Sehr viel aufschlussreicher war demgegenüber der Vortrag von Enak Ferlemann, dem Parlamentarischen Staatssekretär beim Bundesministerium für Verkehr und digitale Infrastruktur. Ferlemann, der sich selbst als „Anhänger der Wasserstofftechnologie“ bezeichnete, referierte über das bisher im Nationalen Innovationsprogramm für Wasserstoff- und Brennstoffzellentechnologie Erreichte: „Das Ergebnis kann sich sehen lassen.“ Er blickte jedoch auch in die Zukunft und beteuerte: „Die Förderung von Wasserstoff und Brennstoffzellen sowie von Elektromobilität steht bei der Bundesregierung nach wie vor ganz oben auf der Agenda.“ Er wies außerdem darauf hin, dass derzeit an einem Elektromobilitätsgesetz gearbeitet werde. Hierzu berichtete sein Chef, Verkehrsminister Alexander Dobrindt dem Tagesspiegel am gleichen Tag: „Die erste Stufe soll am 1. Februar 2015 in Kraft treten.“
Enak Ferlemann sicherte in seiner Rede weiterhin den Industrievertretern und Investoren zu, dass „wir Kontinuität herstellen wollen“, dass „es jetzt gilt, den Markthochlauf von Brennstoffzellenprodukten zu unterstützen“. Gleichzeitig erklärte er aber, dass „nicht alles so bleiben wird wie es war“. Er sagte ganz konkret: „Wir werden die Förderung umstellen.“ Abschließend lobte er ausdrücklich das von der Industrie vorgelegte Konzeptpapier zur Markteinführung der Wasserstoff- und Brennstoffzellentechnologien und sprach direkt die versammelten Teilnehmer an: „Unser Land benötigt Sie, die Fachleute! Wir möchten Sie gerne weiter unterstützen und werden dies auch tun.“
Johannes Remmel, der nordrhein-westfälische Minister für Klimaschutz, Umwelt, Landwirtschaft, Natur- und Verbraucherschutz, sprach demgegenüber mehr über den großen energiepolitischen Rahmen und verwies darauf, dass „der beschlossene Atomausstieg einen Vorlauf von 20 Jahren benötigte, in denen die Erneuerbaren Energien entwickelt wurden“. Ohne diese Vorlaufzeit, ohne die langjährigen Entwicklungsarbeiten im Solar- und Windsektor, sei die aktuell diskutierte Energiewende überhaupt nicht denkbar. Ähnlich ist es seinen Ausführungen zufolge bei der Wasserstoff- und Brennstoffzellentechnik, die ebenfalls einen gewissen Vorlauf benötige, bevor eine Markteinführung erfolgen könne. Allerdings wies er darauf hin: „Wir können keine neuen Energien in alte Systeme integrieren.“ Die bestehenden zentralisierten Strukturen müssten demzufolge zunächst aufgebrochen werden, um Raum für Innovationen zu schaffen. Remmel sagte, die Technik sei fertig, aber die Rahmenbedingungen müssten noch angepasst werden. Er gab sich offen für neue Ideen, die Energiewirtschaft grundsätzlich umzugestalten, zeigte sich gleichzeitig aber auch skeptisch, ob dies mit der aktuellen Bundesregierung innerhalb der kommenden zwei bis drei Jahre realisierbar sei.

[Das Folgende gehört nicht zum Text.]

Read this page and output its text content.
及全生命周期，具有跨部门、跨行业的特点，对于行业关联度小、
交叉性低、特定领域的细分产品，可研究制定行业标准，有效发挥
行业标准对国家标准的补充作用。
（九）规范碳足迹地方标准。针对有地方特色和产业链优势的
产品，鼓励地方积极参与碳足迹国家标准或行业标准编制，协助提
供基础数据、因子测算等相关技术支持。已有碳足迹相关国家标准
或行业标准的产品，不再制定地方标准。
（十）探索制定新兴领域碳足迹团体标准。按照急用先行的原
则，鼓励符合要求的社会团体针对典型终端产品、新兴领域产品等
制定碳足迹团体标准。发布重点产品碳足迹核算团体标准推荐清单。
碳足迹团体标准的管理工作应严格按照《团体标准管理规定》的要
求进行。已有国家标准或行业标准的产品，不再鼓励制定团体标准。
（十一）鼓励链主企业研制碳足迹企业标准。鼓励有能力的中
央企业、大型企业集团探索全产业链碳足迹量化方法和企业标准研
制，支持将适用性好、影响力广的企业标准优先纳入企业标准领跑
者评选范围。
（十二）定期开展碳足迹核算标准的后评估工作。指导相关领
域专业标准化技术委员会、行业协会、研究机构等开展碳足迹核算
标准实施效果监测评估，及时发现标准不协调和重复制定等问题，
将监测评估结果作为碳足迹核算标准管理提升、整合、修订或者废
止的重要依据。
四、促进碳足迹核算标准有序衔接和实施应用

Dr. Klaus Bonhoff, der NOW-Geschäftsführer, gab in seinem Redebeitrag einen Überblick über den Mobilitätssektor und hob die aktuelle Richtlinie der Europäischen Union hervor, die kürzlich feststellte, dass der Aufbau einer Wasserstoffinfrastruktur nicht sich selbst überlassen werden dürfe, sondern von der öffentlichen Hand vorgenommen werden müsse.